I cry tsunamis for you.

Please accept my thoughts and prayers. Depending on which media you read, you are now in collapse, having become either a “hellhole” or a “Third World” city. The Washington Post declared you dead (headline: “San Francisco Broke America’s Heart”), and even the Chronicle says you’re a “mess.” The summer’s best movie laments the departure of your “last black man.”

How does your small and lonely city even manage to get up in the morning and keep going on? 

Maybe that question seems insincere. But for Californians not from San Francisco, the most troubling part of your crisis is that when we look at you—and your beauty and success—we can’t understand what’s wrong. You live in a hell so new that we outsiders can’t contemplate how hot the fires must burn. 

Take your wealth. You are among the richest cities on the planet, which residents of Compton or Coalinga might see as a good thing. But they don’t understand how that costs you. You can never build enough houses for all the wealthy people who want to live there. And then you can’t build enough housing for those who clean up after the wealthy people.

As your poorer residents leave, you must look with great envy upon Bakersfield and Fresno, and wish you could be as real as they are. I don’t mean to diminish those poor cities’ struggles, but San Franciscans must endure the far greater difficulty of living among 42 billionaires, who use you as a petri dish for their save-the-world plans— artificial intelligence, eternal life, digital currencies, and—God help us—Yelp, which allows everyone to have an opinion about everything.

These are hardly the only maladies afflicting you. Your status as one of this country’s healthiest cities—with all those vegetables, exercise opportunities, and universal healthcare— creates expectations for impossible perfection. I can’t imagine the pressure of knowing that you have no excuse for turning into a fat slob. And when you travel to other parts of this bloated country in your stringy, kombucha-fueled bodies, you must feel so desperately out-of-touch.

Yet that feeling is nothing compared to the head-pounding suffering you experience when choosing from the myriad options for recreation, spiritual sustenance, and culture. I mean, say you want to go to the park, and your choices are Golden Gate, Dolores, and Presidio—who wouldn’t suffer a mental breakdown if forced pick just one of those glorious public spaces? 

It’s only natural that, confronting choices and pressures incomprehensible to other Americans, you seek solace in nostalgic celebration. You’re positively obsessed with remembrances of your good old days—you know, when City Hall hosted dramatic assassinations, when you birthed strange serial killers and terrible cults and the AIDS plague, and when Dirty Harry represented a San Francisco of 100-plus homicides a year. These days, a mere 50 people are murdered each year—leaving you more people to house while contributing to your perceived deficit of urban authenticity. 

Despite all the strains of your current crises, you keep taking on more responsibility. Your ever-growing tech companies now hold sway over billions of lives that bear little resemblance to your own. And when it comes to political power, you are doing far too much—providing us with the House speaker, governor, and soon, judging by Kamala Harris’ performance in the Democratic debates, the next president. Under the weight of all that influence, you may have to confront your inconsistencies, not in the privacy of your 49-square-mile peninsula but in front of the whole world.

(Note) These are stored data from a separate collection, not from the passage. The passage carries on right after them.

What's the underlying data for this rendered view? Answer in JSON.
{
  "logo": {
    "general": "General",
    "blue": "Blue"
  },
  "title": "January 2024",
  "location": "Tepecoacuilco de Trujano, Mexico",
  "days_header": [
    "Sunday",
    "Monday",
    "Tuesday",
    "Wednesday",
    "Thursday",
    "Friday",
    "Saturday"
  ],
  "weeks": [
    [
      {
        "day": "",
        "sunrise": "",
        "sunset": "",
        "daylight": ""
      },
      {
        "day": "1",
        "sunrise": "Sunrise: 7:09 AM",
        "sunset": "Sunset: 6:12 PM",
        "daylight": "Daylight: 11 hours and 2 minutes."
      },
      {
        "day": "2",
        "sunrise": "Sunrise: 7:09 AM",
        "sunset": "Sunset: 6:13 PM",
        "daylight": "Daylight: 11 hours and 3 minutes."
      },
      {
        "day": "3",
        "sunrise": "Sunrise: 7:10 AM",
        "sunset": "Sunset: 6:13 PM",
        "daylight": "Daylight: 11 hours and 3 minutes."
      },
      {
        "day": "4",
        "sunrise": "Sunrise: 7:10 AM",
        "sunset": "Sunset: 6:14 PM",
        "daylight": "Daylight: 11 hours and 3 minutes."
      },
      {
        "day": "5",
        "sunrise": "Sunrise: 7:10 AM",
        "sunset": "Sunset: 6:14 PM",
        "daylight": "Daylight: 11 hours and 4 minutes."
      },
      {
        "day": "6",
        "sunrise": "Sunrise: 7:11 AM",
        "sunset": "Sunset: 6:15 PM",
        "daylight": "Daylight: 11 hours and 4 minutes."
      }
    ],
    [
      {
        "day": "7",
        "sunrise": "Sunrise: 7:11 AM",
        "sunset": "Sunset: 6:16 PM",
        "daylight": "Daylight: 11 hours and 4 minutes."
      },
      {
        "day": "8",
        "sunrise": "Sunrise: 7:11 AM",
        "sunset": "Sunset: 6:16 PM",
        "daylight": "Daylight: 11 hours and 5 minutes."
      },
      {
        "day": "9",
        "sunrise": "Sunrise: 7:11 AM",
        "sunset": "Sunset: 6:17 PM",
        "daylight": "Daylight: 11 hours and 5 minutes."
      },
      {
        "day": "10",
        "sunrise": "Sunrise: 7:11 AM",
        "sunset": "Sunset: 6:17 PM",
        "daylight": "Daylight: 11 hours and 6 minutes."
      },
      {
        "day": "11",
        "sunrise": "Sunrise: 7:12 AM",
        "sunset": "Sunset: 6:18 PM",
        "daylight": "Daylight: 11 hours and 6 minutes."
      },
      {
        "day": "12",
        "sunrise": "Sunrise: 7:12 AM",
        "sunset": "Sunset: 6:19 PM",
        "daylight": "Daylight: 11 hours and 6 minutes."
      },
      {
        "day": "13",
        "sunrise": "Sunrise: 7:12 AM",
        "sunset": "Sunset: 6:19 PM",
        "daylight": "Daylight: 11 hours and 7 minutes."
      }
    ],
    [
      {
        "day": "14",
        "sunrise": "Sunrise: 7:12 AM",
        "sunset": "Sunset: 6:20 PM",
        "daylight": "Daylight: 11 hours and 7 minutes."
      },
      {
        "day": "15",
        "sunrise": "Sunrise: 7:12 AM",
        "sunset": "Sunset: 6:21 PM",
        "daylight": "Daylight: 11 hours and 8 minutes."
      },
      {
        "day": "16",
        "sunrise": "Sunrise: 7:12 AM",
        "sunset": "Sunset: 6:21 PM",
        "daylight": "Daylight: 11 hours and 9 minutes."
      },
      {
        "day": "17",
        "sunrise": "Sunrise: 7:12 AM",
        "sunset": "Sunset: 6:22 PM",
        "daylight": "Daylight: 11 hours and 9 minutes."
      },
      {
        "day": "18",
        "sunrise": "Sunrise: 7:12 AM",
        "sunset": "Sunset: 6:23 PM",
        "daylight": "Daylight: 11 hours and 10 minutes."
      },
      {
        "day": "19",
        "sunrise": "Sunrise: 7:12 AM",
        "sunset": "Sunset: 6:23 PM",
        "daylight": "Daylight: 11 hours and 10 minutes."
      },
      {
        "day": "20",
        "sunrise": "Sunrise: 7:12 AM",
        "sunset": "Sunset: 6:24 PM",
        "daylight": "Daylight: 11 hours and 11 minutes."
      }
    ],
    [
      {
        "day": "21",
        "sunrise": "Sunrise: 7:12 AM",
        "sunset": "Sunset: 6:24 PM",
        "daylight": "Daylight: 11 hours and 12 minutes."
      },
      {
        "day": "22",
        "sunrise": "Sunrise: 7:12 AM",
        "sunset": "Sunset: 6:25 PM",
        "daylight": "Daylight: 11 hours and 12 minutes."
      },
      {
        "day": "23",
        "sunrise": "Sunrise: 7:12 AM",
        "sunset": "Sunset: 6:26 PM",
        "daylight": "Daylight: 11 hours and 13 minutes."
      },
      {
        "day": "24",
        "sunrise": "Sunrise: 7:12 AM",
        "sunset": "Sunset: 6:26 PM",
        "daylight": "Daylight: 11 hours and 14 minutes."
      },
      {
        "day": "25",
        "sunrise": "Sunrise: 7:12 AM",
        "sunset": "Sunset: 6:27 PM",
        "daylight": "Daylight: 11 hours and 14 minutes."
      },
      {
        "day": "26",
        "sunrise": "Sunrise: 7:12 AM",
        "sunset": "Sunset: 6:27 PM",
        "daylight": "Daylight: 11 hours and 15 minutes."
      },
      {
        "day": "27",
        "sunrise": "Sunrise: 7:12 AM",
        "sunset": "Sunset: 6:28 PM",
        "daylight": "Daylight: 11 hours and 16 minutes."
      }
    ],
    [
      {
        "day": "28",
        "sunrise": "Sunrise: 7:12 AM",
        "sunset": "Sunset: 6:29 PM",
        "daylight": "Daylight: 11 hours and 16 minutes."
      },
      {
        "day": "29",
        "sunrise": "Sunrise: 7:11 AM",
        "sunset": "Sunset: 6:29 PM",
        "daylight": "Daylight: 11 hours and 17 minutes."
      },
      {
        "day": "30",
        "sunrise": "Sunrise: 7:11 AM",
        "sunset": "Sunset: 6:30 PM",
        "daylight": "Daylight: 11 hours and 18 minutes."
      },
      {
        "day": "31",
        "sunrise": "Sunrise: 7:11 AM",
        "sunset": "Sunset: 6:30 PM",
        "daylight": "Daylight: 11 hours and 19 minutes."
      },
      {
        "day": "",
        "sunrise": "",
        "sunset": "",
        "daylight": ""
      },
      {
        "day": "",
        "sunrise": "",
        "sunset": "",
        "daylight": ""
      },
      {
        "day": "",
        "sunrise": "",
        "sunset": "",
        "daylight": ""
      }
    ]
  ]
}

And you bear that weight alone. When you have problems, you should be able to share your pain with others. But that’s hard for you, since your critics on the left and the right are always ready to pounce. If you complain, you just sound like those movie stars who tell glossy magazines how hard it is to be a movie star.

I’m not sure people really appreciate how unsettling it is to be you these days. Just as you stand atop the world, you’ve developed a case of vertigo worse than the one Jimmy Stewart had in that Hitchcock movie!

Sometimes when I ponder your predicament, I remember that old song, “Poor Little Rich Girl,” as recorded by Tony Bennett, whose heart keeps a rent-controlled apartment in San Francisco. 

The craze for pleasure

Steadily grows;

Cocktails and laughter,

But what comes after?

Nobody knows!

And nothing is more frightening than uncertainty, especially when you’re wealthy. Poor little rich city! It must be torture to think that this might be the best things will ever get.

With all the pity in my heart,

Joe Mathews

Joe Mathews writes the Connecting California column for Zócalo Public Square.